Bob Rock June 26, 2011 11:37PM
Hi Gene,

I am not sure what you are wanting the XRF for? The XRF I have is advertised on the Internet as a Gold Testing Unit for around US$7000.00. I purchased direct from the Chinese. The model number is EXF7200.

The XRF comes with templates for quantitatively determining gold, silver, platinum and palladium. It will also detect other elements from Ti to Bi qualitatively. These can be identified by looking up their energies in the periodic table. I wrote my own templates for identifying the other elements. I might add an article on this XRF unit later.
Henry Barwood June 26, 2011 11:47PM
Hi Bob,

Just a guess, but when I looked into these units a few years back, they used imported Amptek Peltier cooled diodes for the sensor.
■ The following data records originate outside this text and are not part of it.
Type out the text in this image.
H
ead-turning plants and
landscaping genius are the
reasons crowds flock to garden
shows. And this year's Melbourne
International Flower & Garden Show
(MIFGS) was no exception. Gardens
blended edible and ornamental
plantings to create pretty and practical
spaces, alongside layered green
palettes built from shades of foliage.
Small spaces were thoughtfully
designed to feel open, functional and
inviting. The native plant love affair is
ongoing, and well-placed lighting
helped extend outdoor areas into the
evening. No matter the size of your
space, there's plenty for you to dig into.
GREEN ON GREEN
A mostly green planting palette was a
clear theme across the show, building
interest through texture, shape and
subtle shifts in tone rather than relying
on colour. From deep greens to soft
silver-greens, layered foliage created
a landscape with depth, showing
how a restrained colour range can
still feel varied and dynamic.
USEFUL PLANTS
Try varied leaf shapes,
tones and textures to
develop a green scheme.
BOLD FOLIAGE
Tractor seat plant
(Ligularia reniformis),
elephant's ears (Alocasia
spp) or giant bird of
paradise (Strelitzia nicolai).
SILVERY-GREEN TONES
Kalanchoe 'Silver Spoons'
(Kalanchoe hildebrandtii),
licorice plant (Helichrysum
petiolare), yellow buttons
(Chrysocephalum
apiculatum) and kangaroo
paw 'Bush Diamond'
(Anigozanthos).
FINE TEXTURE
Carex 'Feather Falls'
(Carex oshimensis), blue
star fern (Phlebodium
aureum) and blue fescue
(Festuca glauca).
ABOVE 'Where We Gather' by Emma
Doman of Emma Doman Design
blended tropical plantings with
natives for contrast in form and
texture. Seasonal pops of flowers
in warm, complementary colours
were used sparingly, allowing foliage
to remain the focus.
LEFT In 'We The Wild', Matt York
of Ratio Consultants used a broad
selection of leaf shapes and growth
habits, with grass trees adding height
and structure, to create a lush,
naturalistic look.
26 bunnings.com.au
Most of the cost of these XRF's is likely those same diodes. Wish the Chinese would start manufacturing the things, then we might see a drop to several hundred rather than several thousand dollars.

Henry Barwood
Troy University
Troy, Alabama USA
Bob Rock June 27, 2011 12:22AM
Hi Henry,

Yes, they have several models, some of which use the Amptek Peltier Cooled Diode. The lower cost XRF's use gas proportional counters as the detector. The major cost would be the detector and x-ray tube.

Edited 2 time(s). Last edit at 06/27/2011 12:27AM by Bob Rock.